Flying down the I-10
A couple of months ago while walking across my home office I skidded on a magazine and landed on my hip. Had I been 75 I would most likely have landed on the operating table being pinned together by Scotty Haig. Although Doctor Haig would have been retired by then, unlike his 300-year-old father who is sharp as a tack and still visiting his patients at the hospital.
This is how dire my “saving” situation is. I am getting injured.
I refuse to call myself a hoarder. That is reserved for the gang on A & E. I certainly don’t want to call myself a clutterer. That is someone who lives in a space jammed with too many things, where every surface is littered with picture frames and objects de art. (Although I do have a little of that going on) No, I am someone who saves important stuff. Like clothes from the ’80s in the event I need to perform skits about my years crawling around the Limelight and Studio 54. Or my bag of answering machine tapes with voices I will not be able to identify. But who knows? Maybe I could use them in a future performance piece. (If I was a performance artist that is). And the stacks of interior design magazines? There may come a day I want to collage in all my spare time. Which will be never. Oh and I almost forgot (blocked out), lots of little piles of articles ripped from the other magazines I subscribe to, saved for a rainy day curled up on the couch. Not happening. Ever.
Ok ok, I have a lot of crap. But really just in my office. The dumping ground. When the kitchen table grows the latest round of charity campaign letters, credit card bills, and Bed Bath and Beyond coupons, they get transported down the hall to the processing plant. Once there they get sorted into piles, usually on the floor. Piles I was trying to avoid when I lost control on top of a 2003 copy of Town and Country.
In my defense, I am juggling three careers AND I am the official manager of my 95-year-old mother’s life. That’s at least three and 1/2 file cabinets worth of paperwork, bills, and receipts just for her! (If I could actually get them into the file cabinets). I guess that doesn’t explain why I still have 150 magnets of my husband and me smooching on our wedding day 14 years ago. We were given 400 by my husband’s high school buddy Kenny at our LA reception six months after the real deal happened in New York. Two hundred ended up being given to guests. At least fifty ended up on random people’s cars (thanks to my three mature brothers-in-law) and five of those were driven to the home of their old high school principal and slapped on the back of his Prius. I wish I had been witness to the drivers on the I-10 who got to see the two of us wheeling by on someone’s car fuel door.

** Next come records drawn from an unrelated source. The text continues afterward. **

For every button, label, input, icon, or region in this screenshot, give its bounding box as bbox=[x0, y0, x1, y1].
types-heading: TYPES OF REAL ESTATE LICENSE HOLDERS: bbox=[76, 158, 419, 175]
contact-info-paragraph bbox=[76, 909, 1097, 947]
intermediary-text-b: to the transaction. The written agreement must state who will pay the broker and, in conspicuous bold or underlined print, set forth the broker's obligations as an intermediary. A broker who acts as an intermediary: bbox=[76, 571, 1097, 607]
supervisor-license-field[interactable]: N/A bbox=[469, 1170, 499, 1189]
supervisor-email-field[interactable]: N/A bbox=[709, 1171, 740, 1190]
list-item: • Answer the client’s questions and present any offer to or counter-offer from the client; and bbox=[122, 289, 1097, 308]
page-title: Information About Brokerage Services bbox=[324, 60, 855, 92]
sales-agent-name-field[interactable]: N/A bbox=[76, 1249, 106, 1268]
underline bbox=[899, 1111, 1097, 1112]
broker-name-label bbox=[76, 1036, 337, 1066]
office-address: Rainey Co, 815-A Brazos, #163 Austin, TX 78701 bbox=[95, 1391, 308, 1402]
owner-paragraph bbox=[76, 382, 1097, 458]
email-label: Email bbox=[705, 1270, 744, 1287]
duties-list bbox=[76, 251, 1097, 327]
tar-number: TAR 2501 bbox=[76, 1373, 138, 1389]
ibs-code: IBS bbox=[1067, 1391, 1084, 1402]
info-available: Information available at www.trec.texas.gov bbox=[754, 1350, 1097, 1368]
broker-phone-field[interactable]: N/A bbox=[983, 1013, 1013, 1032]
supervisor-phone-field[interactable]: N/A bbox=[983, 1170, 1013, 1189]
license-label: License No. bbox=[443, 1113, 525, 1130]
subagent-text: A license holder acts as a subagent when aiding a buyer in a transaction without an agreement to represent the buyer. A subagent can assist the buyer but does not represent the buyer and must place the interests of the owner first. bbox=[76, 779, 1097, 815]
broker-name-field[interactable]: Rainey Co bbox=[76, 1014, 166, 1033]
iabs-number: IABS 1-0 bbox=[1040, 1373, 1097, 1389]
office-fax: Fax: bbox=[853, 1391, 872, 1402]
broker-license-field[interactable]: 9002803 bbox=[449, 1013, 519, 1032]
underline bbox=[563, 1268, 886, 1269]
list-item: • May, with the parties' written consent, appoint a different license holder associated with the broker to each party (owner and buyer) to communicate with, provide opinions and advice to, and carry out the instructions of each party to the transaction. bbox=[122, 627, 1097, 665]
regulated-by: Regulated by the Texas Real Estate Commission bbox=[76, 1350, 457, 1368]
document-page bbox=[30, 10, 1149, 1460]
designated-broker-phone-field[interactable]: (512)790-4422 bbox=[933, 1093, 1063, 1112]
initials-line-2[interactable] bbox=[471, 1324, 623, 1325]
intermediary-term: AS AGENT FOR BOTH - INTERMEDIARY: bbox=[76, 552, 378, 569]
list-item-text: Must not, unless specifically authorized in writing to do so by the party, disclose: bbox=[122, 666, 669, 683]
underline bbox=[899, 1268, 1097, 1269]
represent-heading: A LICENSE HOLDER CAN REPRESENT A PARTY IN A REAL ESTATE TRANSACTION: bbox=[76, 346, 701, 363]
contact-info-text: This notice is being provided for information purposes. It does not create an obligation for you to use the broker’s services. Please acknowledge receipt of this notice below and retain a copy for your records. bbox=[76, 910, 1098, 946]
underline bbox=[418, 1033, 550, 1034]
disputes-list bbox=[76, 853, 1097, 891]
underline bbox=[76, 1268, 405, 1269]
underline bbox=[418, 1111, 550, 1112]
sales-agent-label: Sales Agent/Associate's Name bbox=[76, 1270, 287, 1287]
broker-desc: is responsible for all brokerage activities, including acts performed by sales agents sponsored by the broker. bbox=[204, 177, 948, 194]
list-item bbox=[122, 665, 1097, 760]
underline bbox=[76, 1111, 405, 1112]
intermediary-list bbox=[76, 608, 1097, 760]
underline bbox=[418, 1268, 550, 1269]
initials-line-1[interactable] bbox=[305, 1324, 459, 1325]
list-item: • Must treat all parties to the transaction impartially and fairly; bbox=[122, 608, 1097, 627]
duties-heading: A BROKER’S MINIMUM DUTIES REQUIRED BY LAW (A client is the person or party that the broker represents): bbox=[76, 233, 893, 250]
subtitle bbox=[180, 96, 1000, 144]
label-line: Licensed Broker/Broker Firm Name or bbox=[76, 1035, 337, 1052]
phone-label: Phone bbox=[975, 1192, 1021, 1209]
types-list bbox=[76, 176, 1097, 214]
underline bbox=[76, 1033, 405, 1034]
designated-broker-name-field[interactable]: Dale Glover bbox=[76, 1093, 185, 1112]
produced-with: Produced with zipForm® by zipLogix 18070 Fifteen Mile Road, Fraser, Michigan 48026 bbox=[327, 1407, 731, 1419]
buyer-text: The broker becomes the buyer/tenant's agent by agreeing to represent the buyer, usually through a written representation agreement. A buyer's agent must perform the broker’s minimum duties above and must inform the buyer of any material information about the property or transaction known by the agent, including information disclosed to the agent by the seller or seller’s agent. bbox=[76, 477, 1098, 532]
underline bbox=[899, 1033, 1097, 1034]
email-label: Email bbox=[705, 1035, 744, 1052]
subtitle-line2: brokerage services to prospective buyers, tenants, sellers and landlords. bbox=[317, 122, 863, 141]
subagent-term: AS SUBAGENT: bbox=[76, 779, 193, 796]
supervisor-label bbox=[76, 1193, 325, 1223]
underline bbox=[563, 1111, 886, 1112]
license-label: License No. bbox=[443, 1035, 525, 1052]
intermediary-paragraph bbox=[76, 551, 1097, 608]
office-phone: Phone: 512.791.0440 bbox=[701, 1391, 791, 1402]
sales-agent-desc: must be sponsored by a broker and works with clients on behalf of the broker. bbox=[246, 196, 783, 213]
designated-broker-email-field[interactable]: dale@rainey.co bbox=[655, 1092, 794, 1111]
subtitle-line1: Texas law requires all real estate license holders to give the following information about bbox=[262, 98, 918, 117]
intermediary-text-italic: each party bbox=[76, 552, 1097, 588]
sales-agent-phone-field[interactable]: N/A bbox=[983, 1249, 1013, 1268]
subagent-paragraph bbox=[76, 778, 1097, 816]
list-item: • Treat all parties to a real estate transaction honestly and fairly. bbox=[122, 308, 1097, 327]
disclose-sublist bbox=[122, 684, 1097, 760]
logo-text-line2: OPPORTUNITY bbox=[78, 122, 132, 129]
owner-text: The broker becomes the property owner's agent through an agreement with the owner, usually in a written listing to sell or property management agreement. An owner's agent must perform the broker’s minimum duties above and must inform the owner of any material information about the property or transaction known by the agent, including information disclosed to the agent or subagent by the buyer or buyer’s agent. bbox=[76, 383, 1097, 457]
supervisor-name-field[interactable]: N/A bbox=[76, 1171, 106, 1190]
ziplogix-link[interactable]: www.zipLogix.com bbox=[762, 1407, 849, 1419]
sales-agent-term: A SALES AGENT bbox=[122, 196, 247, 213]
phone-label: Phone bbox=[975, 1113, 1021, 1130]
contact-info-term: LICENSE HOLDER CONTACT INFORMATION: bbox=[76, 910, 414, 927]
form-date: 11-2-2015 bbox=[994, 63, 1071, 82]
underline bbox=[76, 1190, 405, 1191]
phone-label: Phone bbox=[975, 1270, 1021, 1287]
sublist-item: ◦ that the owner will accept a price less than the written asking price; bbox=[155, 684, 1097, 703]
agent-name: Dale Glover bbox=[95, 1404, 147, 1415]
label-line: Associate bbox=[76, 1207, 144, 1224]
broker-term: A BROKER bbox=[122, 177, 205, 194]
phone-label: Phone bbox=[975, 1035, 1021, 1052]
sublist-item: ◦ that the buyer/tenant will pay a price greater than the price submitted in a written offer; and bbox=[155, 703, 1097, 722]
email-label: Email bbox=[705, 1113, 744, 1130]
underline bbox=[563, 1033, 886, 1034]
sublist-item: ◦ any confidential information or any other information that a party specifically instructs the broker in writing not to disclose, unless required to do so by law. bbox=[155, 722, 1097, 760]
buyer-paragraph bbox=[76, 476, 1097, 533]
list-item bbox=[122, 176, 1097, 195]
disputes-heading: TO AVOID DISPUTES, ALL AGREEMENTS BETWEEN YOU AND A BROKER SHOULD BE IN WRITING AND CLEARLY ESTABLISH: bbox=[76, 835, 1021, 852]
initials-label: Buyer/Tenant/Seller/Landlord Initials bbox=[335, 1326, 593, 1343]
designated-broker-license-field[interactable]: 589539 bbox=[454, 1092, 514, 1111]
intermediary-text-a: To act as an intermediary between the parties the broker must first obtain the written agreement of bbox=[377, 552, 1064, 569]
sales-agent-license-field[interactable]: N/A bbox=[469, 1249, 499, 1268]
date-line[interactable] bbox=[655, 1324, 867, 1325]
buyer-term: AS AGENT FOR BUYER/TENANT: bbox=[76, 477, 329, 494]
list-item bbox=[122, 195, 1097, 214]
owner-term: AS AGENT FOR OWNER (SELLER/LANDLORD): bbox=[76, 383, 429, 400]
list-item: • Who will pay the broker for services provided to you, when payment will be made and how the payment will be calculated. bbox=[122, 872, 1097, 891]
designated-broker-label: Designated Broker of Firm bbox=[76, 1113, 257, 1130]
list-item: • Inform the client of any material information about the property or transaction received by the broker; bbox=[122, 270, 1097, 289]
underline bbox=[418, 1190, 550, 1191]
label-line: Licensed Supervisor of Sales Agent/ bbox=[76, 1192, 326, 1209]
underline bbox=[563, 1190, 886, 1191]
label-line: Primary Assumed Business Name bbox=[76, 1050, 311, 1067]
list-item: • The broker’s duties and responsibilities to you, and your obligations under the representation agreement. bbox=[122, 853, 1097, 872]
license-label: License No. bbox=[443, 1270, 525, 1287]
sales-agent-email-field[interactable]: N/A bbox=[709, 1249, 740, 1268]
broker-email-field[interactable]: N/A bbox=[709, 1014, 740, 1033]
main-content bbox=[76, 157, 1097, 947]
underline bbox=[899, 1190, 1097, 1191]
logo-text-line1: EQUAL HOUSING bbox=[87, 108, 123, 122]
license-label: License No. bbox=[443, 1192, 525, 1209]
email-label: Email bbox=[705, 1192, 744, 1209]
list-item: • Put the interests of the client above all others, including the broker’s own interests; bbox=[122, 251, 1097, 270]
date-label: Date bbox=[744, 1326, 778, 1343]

I dug up my copy of Maria Kondo’s book, The Life-changing Magic of Tidying Up: The Japanese Art of Decluttering and Organizing, that somehow ended up under my bed. Maybe this expert could help me get my act together, I thought. I felt like I was wasting so much time and energy looking for things that were out of place or under piles. Broken promise after promise that I would take the weekend to pull the office together and MAYBE let go of costumes for my future plays. Before I started Kondo’s guide to a lighter life, another accident occurred.
I foolishly didn’t do the transfer of mail, alumni magazines, spools of ribbon used to wrap a birthday present from the kitchen table to my office floor which resulted in me almost losing a toe. I was in a rush, per usual, to frame an art piece for a client and instead of doing it in my studio, I chose my heaping kitchen table. No big deal I thought, easy. And I am way too tired and pressed for time at this point to do it any other way. I began hinging two metal frame sections together that were teetering on top of four coffee table art books when BAM!!!! Like a spear morphing into a miniature guillotine, one end of the half hinged frame came down with such force it almost severed my fourth toe. My husband jumped into triage mode, wrapping up my little blood spraying appendage in bandages.
“Listen,” He said calmly while wrapping up my toe. “This has got to stop. I am not interested in becoming a widow, although we both know I will have my choice of wake dates”.
That was the last straw. It was time for plan B. I would completely redo the office. Paint, carpet, new file cabinets. Start chucking. I would HAVE to get my act together, workmen would be coming!! I had renewed energy as I limped around (I didn’t lose the toe but I did break it) moving files and papers into cardboard banker boxes that I bought at Staples. I was cooking with gas.
As my office got neater and free of my smorgasbord, the tower of banker’s boxes got higher. Oh my God! I was creating a labyrinth of contained clutter!! Now what? I started reading Kondo’s book for the answer and was told to ask the items to pitch “Do you spark joy”?
Well, the magnet’s kind of do…happy memories of our wedding day, even with the DJ disaster and the drunk photographer hitting on someone’s husband at the end of the night. And all my papers, and folders and scraps? I kind of like them. So what if I couldn’t let go of a box of matches from a bar I went to in 11th grade?
There was only one thing left to do. Load it all up in my station wagon and drive it over to mom’s attic. But please don’t tell my husband.
You are a fantastic writer, very funny! I even learned something which makes it even better. You make it easy to picture exactly what you’re doing, which isn’t easy to do. You even kind of motivated me to maybe start going through my own clutter.